Not sure where to start or even what I expect anyone to say.
I'm currently in the psych hospital on a section 3 and constant observations. They're drugging me and also have performed surgery against my wishes (claiming I've no capacity, and it was in my best interests - used the same reasoning for detaining me)
All the staff are being so lovely and I feel guilty that they feel they have to sit with me and follow me round 24/7. I am so desperate to go home. My sister has come from NZ and I haven't seen her for over a year and a half. And now I am locked up.
How can I get off observations and then discharged or at least on leave for Christmas? I keep telling them I have no desire to hurt myself, let alone kill myself (all true).
I feel so lonely and scared and getting sad now. My mood is generally fine but I'm getting really sad and frustrated being stuck here. I know it's not hopeless and I'll get out eventually (this is my fourth admission this year and I don't tend to stay long), but it's Christmas and I have work to do for uni and want to see my family so badly.
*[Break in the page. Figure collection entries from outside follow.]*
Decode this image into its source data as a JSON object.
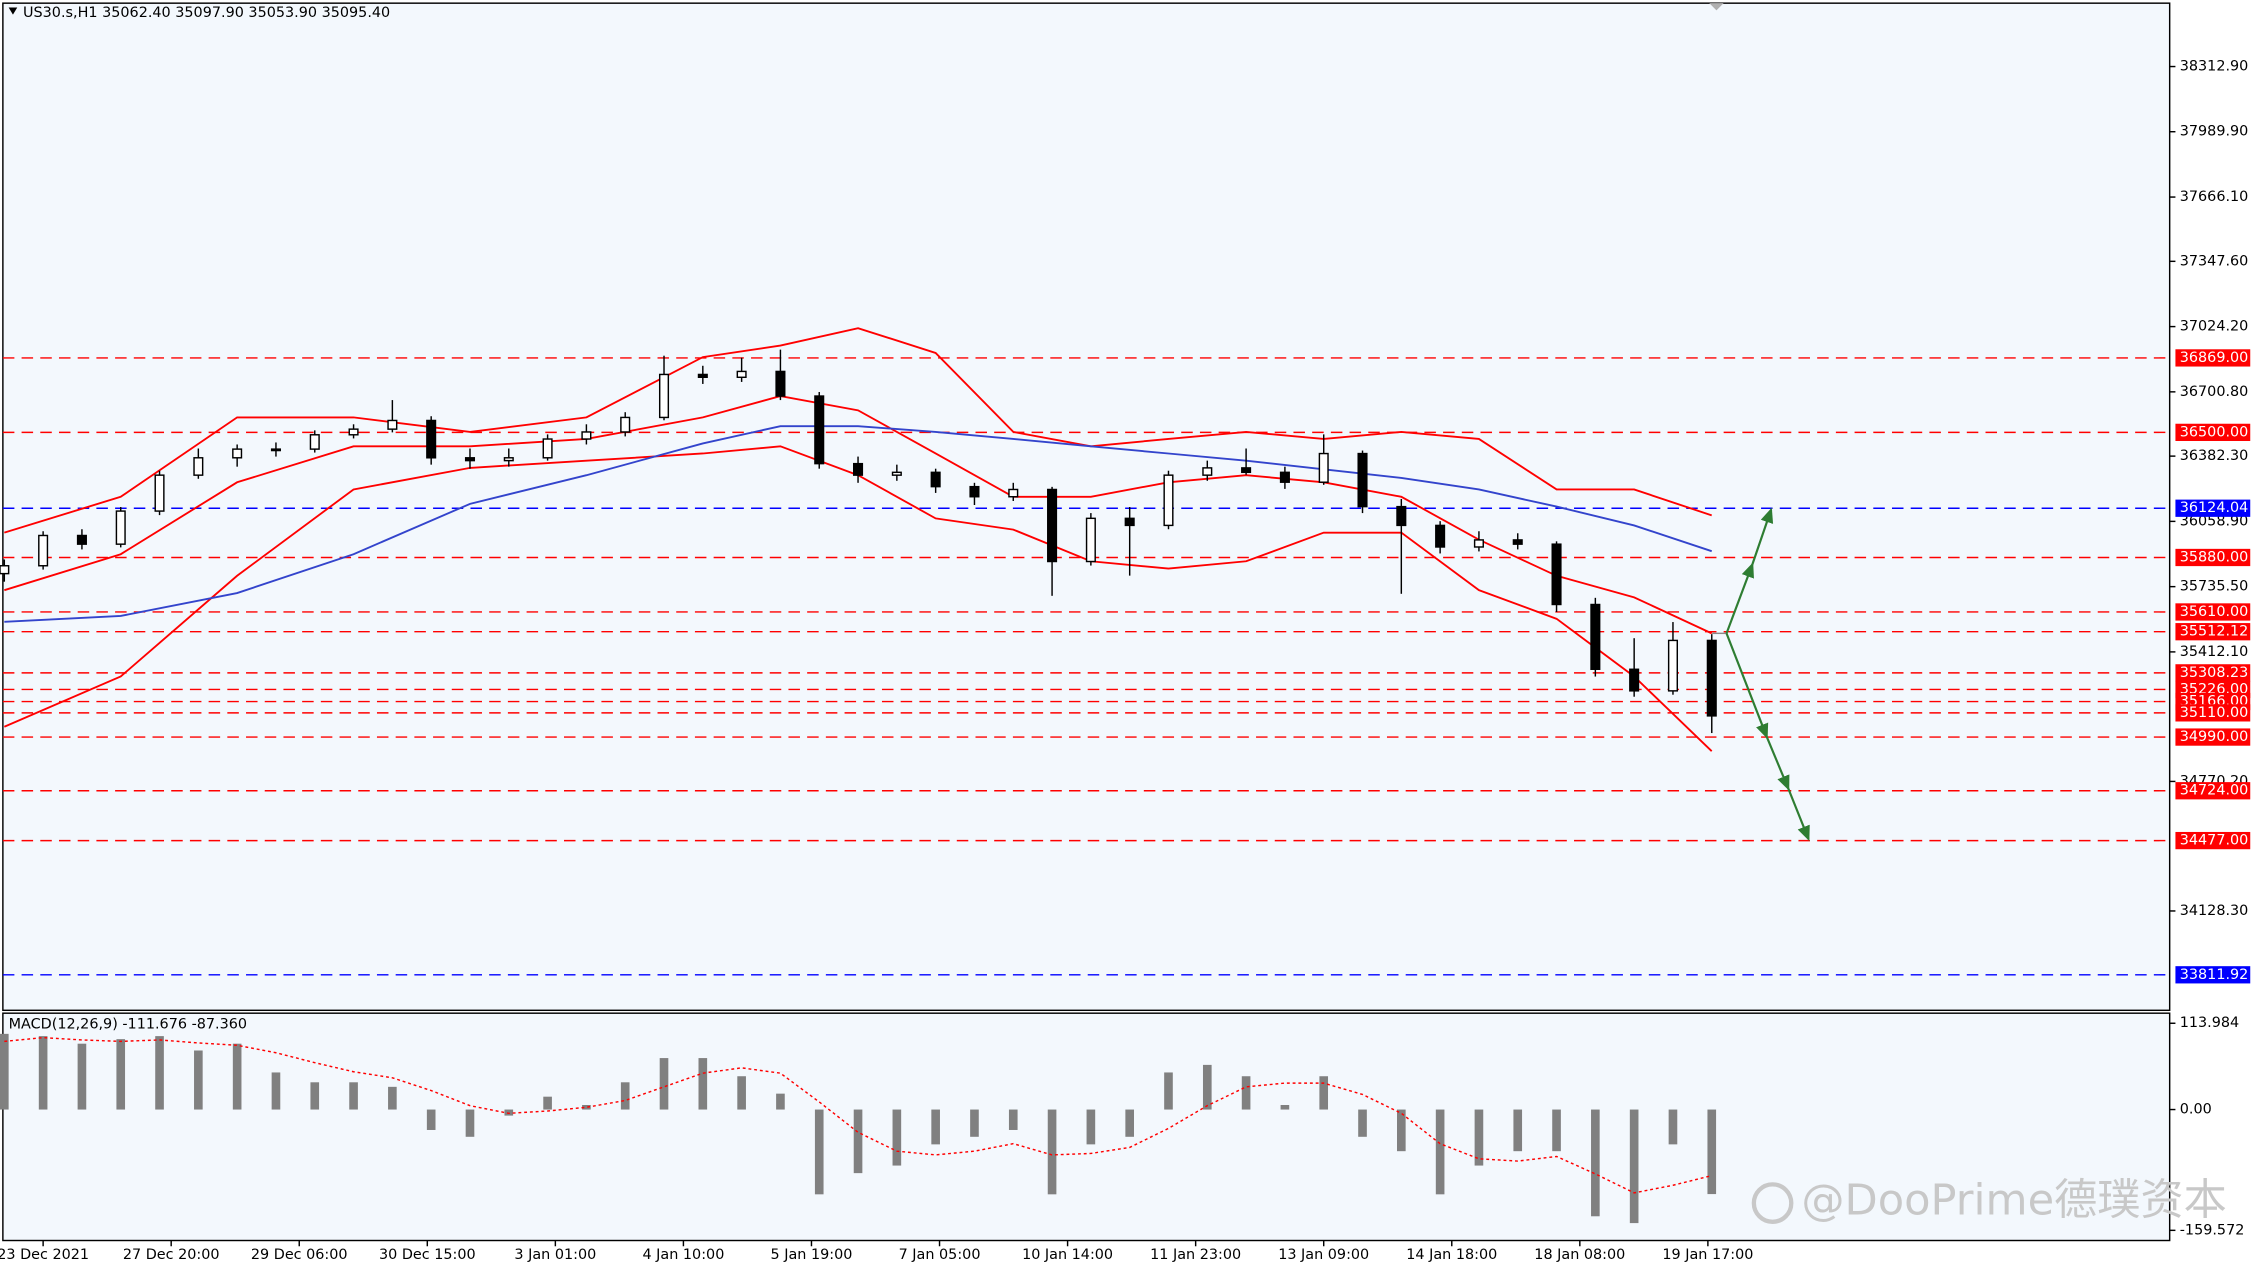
{
  "chart_data": {
    "type": "candlestick",
    "title": "US30.s,H1  35062.40 35097.90 35053.90 35095.40",
    "x": [
      0,
      10,
      20,
      30,
      40,
      50,
      60,
      70,
      80,
      90,
      100,
      110,
      120,
      130,
      140,
      150,
      160,
      170,
      180,
      190,
      200,
      210,
      220,
      230,
      240,
      250,
      260,
      270,
      280,
      290,
      300,
      310,
      320,
      330,
      340,
      350,
      360,
      370,
      380,
      390,
      400,
      410,
      420,
      430,
      440
    ],
    "open": [
      35800,
      35839,
      35989,
      35946,
      36110,
      36288,
      36374,
      36417,
      36417,
      36488,
      36516,
      36559,
      36374,
      36360,
      36374,
      36467,
      36502,
      36574,
      36787,
      36773,
      36802,
      36680,
      36345,
      36288,
      36302,
      36231,
      36181,
      36217,
      35860,
      36074,
      36039,
      36288,
      36324,
      36302,
      36253,
      36395,
      36132,
      36039,
      35932,
      35967,
      35946,
      35647,
      35326,
      35219,
      35469
    ],
    "high": [
      35870,
      36010,
      36020,
      36130,
      36310,
      36420,
      36440,
      36450,
      36510,
      36540,
      36660,
      36580,
      36420,
      36420,
      36490,
      36540,
      36600,
      36880,
      36830,
      36870,
      36910,
      36700,
      36380,
      36340,
      36320,
      36250,
      36250,
      36230,
      36100,
      36130,
      36310,
      36360,
      36420,
      36330,
      36490,
      36410,
      36170,
      36060,
      36010,
      36000,
      35960,
      35680,
      35480,
      35560,
      35500
    ],
    "low": [
      35760,
      35820,
      35920,
      35930,
      36090,
      36270,
      36330,
      36380,
      36400,
      36470,
      36500,
      36340,
      36320,
      36330,
      36360,
      36440,
      36480,
      36560,
      36740,
      36750,
      36660,
      36320,
      36250,
      36260,
      36200,
      36140,
      36160,
      35690,
      35840,
      35790,
      36020,
      36260,
      36290,
      36220,
      36240,
      36100,
      35700,
      35900,
      35910,
      35920,
      35610,
      35290,
      35190,
      35200,
      35010
    ],
    "close": [
      35839,
      35989,
      35946,
      36110,
      36288,
      36374,
      36417,
      36417,
      36488,
      36516,
      36559,
      36374,
      36360,
      36374,
      36467,
      36502,
      36574,
      36787,
      36773,
      36802,
      36680,
      36345,
      36288,
      36302,
      36231,
      36181,
      36217,
      35860,
      36074,
      36039,
      36288,
      36324,
      36302,
      36253,
      36395,
      36132,
      36039,
      35932,
      35967,
      35946,
      35647,
      35326,
      35219,
      35469,
      35095
    ],
    "color": "#000000",
    "xlim": [
      0,
      558
    ],
    "xticks": [
      {
        "value": 10,
        "label": "23 Dec 2021"
      },
      {
        "value": 43,
        "label": "27 Dec 20:00"
      },
      {
        "value": 76,
        "label": "29 Dec 06:00"
      },
      {
        "value": 109,
        "label": "30 Dec 15:00"
      },
      {
        "value": 142,
        "label": "3 Jan 01:00"
      },
      {
        "value": 175,
        "label": "4 Jan 10:00"
      },
      {
        "value": 208,
        "label": "5 Jan 19:00"
      },
      {
        "value": 241,
        "label": "7 Jan 05:00"
      },
      {
        "value": 274,
        "label": "10 Jan 14:00"
      },
      {
        "value": 307,
        "label": "11 Jan 23:00"
      },
      {
        "value": 340,
        "label": "13 Jan 09:00"
      },
      {
        "value": 373,
        "label": "14 Jan 18:00"
      },
      {
        "value": 406,
        "label": "18 Jan 08:00"
      },
      {
        "value": 439,
        "label": "19 Jan 17:00"
      }
    ],
    "ylim": [
      33636,
      38627
    ],
    "yticks": [
      {
        "value": 38312.9,
        "label": "38312.90"
      },
      {
        "value": 37989.9,
        "label": "37989.90"
      },
      {
        "value": 37666.1,
        "label": "37666.10"
      },
      {
        "value": 37347.6,
        "label": "37347.60"
      },
      {
        "value": 37024.2,
        "label": "37024.20"
      },
      {
        "value": 36700.8,
        "label": "36700.80"
      },
      {
        "value": 36382.3,
        "label": "36382.30"
      },
      {
        "value": 36058.9,
        "label": "36058.90"
      },
      {
        "value": 35735.5,
        "label": "35735.50"
      },
      {
        "value": 35412.1,
        "label": "35412.10"
      },
      {
        "value": 34770.2,
        "label": "34770.20"
      },
      {
        "value": 34128.3,
        "label": "34128.30"
      }
    ],
    "line_x": [
      0,
      30,
      60,
      90,
      120,
      150,
      180,
      200,
      220,
      240,
      260,
      280,
      300,
      320,
      340,
      360,
      380,
      400,
      420,
      440
    ],
    "lines": [
      {
        "color": "#ff0000",
        "values": [
          36003,
          36181,
          36574,
          36574,
          36502,
          36574,
          36873,
          36930,
          37016,
          36894,
          36502,
          36431,
          36467,
          36502,
          36467,
          36502,
          36467,
          36217,
          36217,
          36089
        ]
      },
      {
        "color": "#ff0000",
        "values": [
          35718,
          35896,
          36253,
          36431,
          36431,
          36467,
          36574,
          36680,
          36609,
          36395,
          36181,
          36181,
          36253,
          36288,
          36253,
          36181,
          35968,
          35789,
          35682,
          35504
        ]
      },
      {
        "color": "#ff0000",
        "values": [
          35041,
          35290,
          35789,
          36217,
          36324,
          36360,
          36395,
          36431,
          36288,
          36074,
          36018,
          35861,
          35825,
          35861,
          36003,
          36003,
          35718,
          35576,
          35290,
          34920
        ]
      },
      {
        "color": "#3344cc",
        "values": [
          35561,
          35590,
          35704,
          35896,
          36146,
          36288,
          36445,
          36531,
          36531,
          36502,
          36467,
          36431,
          36395,
          36360,
          36317,
          36274,
          36217,
          36132,
          36039,
          35911
        ]
      }
    ],
    "levels": [
      {
        "value": 36869,
        "label": "36869.00",
        "color": "#ff0000"
      },
      {
        "value": 36500,
        "label": "36500.00",
        "color": "#ff0000"
      },
      {
        "value": 36124.04,
        "label": "36124.04",
        "color": "#0000ff"
      },
      {
        "value": 35880,
        "label": "35880.00",
        "color": "#ff0000"
      },
      {
        "value": 35610,
        "label": "35610.00",
        "color": "#ff0000"
      },
      {
        "value": 35512.12,
        "label": "35512.12",
        "color": "#ff0000"
      },
      {
        "value": 35308.23,
        "label": "35308.23",
        "color": "#ff0000"
      },
      {
        "value": 35226,
        "label": "35226.00",
        "color": "#ff0000"
      },
      {
        "value": 35166,
        "label": "35166.00",
        "color": "#ff0000"
      },
      {
        "value": 35110,
        "label": "35110.00",
        "color": "#ff0000"
      },
      {
        "value": 34990,
        "label": "34990.00",
        "color": "#ff0000"
      },
      {
        "value": 34724,
        "label": "34724.00",
        "color": "#ff0000"
      },
      {
        "value": 34477,
        "label": "34477.00",
        "color": "#ff0000"
      },
      {
        "value": 33811.92,
        "label": "33811.92",
        "color": "#0000ff"
      }
    ],
    "macd": {
      "label": "MACD(12,26,9) -111.676 -87.360",
      "histogram": [
        100,
        97,
        87,
        93,
        97,
        78,
        87,
        49,
        36,
        36,
        30,
        -27,
        -36,
        -8,
        17,
        6,
        36,
        68,
        68,
        44,
        21,
        -112,
        -84,
        -74,
        -46,
        -36,
        -27,
        -112,
        -46,
        -36,
        49,
        59,
        44,
        6,
        44,
        -36,
        -55,
        -112,
        -74,
        -55,
        -55,
        -141,
        -150,
        -46,
        -111.676
      ],
      "signal": [
        90,
        95,
        92,
        90,
        92,
        88,
        85,
        75,
        62,
        50,
        42,
        25,
        5,
        -5,
        -2,
        3,
        12,
        30,
        48,
        55,
        48,
        10,
        -30,
        -55,
        -60,
        -55,
        -45,
        -60,
        -58,
        -50,
        -25,
        5,
        30,
        35,
        35,
        20,
        -5,
        -45,
        -65,
        -68,
        -62,
        -85,
        -110,
        -100,
        -87.36
      ],
      "color": "#808080",
      "signal_color": "#ff0000",
      "ylim": [
        -173,
        127.3
      ],
      "yticks": [
        113.984,
        {
          "value": 0,
          "label": "0.00"
        },
        -159.572
      ]
    }
  },
  "watermark": "@DooPrime德璞资本"
}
I think the doctor said he'll talk to me on Friday but they keep promising stuff like they'll review my observations tomorrow, and then every day they say nothing is changing. I feel like no one is listening to me, even though they are being really kind. It's always just platitudes and sedation.
As I say, I don't know what anyone can say, just please can someone say they hear me. I know there are other people in hospital on this board, how do you deal with it? The endless waiting and no one listening or doing anything? Please is anyone there?